In an effort to relaunch tychoish with a more contemporary theme and a
publishing tool that (hopefully) will support a more regular posting
schedule, I also wrote a nifty go library for dealing with
reStructuredText, which may be useful and I think illustrates
something about build systems.
In my (apparently still) usual style, there’s some narrative lead in
that that takes a bit to get through.
Over the past couple of weeks, I redesigned and redeployed my blog. The
system it replaced was somewhat cobbled together, was missing a number
of features (e.g. archives, rss feeds, social features, etc) and to add
insult to injury it was pretty publishing was pretty slow, and it was
difficult to manage a pipeline of posts.
In short, I didn’t post much, though I’ve written things from time to
time that I haven’t done a great job of actually posting them, and it
was hard to actually get people to read them, which was further
demotivating. I’ve been reading a lot of interesting things, and I’m
not writing that much for work any more, and I’ve been doing enough
things recently that I want to write about them. See this twitter
strand I had a bit ago on the
topic.
So I started playing around again. Powering this blog is hard, because I
have a lot of content and I very much want to use
restructuredText.
There’s this thing called hugo which seems to be
pretty popular. I’ve been using static site generators for years, and
prefer the approach. It’s also helpful that I worked with Steve
(hugo’s original author) during its initial development, and either by
coincidence, or as a result our conversations and a couple of very small
early contributions a number of things I cared about were included in
its design:
- support for multiple text markup features (including
reStructuredText,) (I cobbled together rst support. )
- customizeable page metadata formats. (I think I pushed for support of
alternate front-matter formats, specifically YAML, and might have made
a few prototype commits on this project)
- the ability to schedule posts in the future, (I think we talked about
this.)
I think I also winged a bunch in those days about performance. I’ve
written about this here before, but one of the classic problems with
static site generators is that no one expects sites with one or two
thousand posts/content atoms, and so they’re developed against
relatively small corpus' and then have performance that doesn’t really
scale.
Hugo is fast, but mostly because go is fast, which I think is, in most
cases, good enough, but not in my case, and particularly not with the
rst implementation as it stood. After all this preamble, we’ve gotten
to the interesting part: a tool I’m calling
shimgo.
The initial support for rst in hugo is straight forward.

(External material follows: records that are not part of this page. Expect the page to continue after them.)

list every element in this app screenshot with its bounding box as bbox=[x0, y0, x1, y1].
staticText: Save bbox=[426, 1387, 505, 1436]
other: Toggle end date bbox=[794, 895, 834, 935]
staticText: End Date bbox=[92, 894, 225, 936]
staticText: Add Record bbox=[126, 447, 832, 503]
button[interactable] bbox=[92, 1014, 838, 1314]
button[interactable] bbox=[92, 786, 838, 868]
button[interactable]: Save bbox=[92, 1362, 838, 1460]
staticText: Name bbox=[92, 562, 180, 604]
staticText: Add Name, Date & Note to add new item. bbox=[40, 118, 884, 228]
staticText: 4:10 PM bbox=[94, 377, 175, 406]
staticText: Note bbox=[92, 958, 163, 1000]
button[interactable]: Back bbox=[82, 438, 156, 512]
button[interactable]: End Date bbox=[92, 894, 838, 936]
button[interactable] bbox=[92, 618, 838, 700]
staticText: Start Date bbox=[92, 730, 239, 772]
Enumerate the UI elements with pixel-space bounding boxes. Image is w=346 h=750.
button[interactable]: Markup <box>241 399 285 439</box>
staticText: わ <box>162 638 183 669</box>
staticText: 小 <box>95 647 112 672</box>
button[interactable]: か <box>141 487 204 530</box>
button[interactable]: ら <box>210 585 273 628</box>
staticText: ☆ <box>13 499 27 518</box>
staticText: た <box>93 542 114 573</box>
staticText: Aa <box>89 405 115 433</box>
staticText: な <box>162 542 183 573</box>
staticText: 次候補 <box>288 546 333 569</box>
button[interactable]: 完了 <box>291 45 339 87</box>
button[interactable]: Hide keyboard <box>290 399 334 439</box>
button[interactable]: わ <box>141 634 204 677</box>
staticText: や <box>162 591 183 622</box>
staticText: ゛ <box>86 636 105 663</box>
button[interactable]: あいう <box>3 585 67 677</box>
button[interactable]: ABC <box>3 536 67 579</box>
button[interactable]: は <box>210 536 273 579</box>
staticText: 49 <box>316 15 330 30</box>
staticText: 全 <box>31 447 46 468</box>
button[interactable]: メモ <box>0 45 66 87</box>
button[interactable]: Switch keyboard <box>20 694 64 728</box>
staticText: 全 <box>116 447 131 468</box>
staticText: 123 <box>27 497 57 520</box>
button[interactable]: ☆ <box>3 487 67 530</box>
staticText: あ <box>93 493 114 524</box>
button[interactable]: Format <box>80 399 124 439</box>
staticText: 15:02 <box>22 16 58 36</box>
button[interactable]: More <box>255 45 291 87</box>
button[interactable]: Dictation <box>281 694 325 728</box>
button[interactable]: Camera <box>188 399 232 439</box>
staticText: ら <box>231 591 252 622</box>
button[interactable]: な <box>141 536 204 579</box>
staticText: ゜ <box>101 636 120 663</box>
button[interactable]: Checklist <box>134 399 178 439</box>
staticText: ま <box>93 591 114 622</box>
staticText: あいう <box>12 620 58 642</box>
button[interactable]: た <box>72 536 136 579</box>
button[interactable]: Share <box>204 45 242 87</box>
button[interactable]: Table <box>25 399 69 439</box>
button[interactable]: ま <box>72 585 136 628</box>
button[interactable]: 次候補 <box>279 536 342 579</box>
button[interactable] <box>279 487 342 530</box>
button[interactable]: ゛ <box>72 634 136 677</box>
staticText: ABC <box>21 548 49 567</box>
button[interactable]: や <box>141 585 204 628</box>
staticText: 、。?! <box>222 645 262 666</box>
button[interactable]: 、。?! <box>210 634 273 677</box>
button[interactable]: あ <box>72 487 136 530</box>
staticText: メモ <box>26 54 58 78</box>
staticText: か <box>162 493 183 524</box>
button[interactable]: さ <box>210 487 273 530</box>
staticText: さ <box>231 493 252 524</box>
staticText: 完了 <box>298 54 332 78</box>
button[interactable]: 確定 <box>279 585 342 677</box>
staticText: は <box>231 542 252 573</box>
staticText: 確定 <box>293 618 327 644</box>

Every time hugo
encounters an rst file, it calls the shell rst2html
utility that is
installed when you install docutils, passing it the content of the file
on standard input, and parsing from the output, the content we need.
It’s not pretty, it'’s not smart, but it works.
Slowly: to publish all of tychoish it took about 3 minutes.
I attempted an rst-to-markdown translation of my exiting content and
then ran that through the markdown parsers in hugo, just to get
comparative timings: 3ish seconds.
reStructuredText is a bit slower to parse than markdown, on account of
it’s comparative strictness and the fact that the toolchain is in
python and not go, but this difference seemed absurd.
There’s a go-rst project to write
a pure-go implementation of reStructuredText, but I’ve kept my eye on
that project for a couple of years, and it’s a lot of work that is
pretty far off. While I do want to do more to support this project, I
wanted to get a new blog up and running in a few weeks, not years.
Based on the differences in timing, and some intuition from years of
writing build systems, I made a wager with myself: while the python rst
implementation is likely really slow, it’s not that slow, and I was
loosing a lot of time to process creation, teardown, and context
switching: processing a single file is pretty quick, but the overhead
gets to be too much at scale.
I built a little prototype where I ran a very small HTTP service that
took rst as a POST
request and returned processed HTML. Now there was
one process running, and instead of calling fork/exec a bunch, we just
had a little but of (local) network overhead.
Faster: 20 second.
I decided I could deal with it.
What remains is making it production worthy or hugo. While it was good
enough for me, I very much don’t want to get into the position of
needing to maintain a single-feature fork of a software project in
active development, and frankly the existing rst support has a difficult
to express external dependency. Adding a HTTP service would be a hard
sell.
This brings us to shimgo: the idea is to package everything needed to
implement the above solution in an external go package, and package it
behind a functional interface, so that hugo maintainers don’t need to
know anything about its working.
Isn’t abstraction wonderful?
So here we are. I’m still working on getting this patch mainlined, and
there is some polish for shimgo itself (mostly the README file and some
documentation), but it works, and if you’re doing anything with
reStructuredText in go, then you ought to give shimgo a try.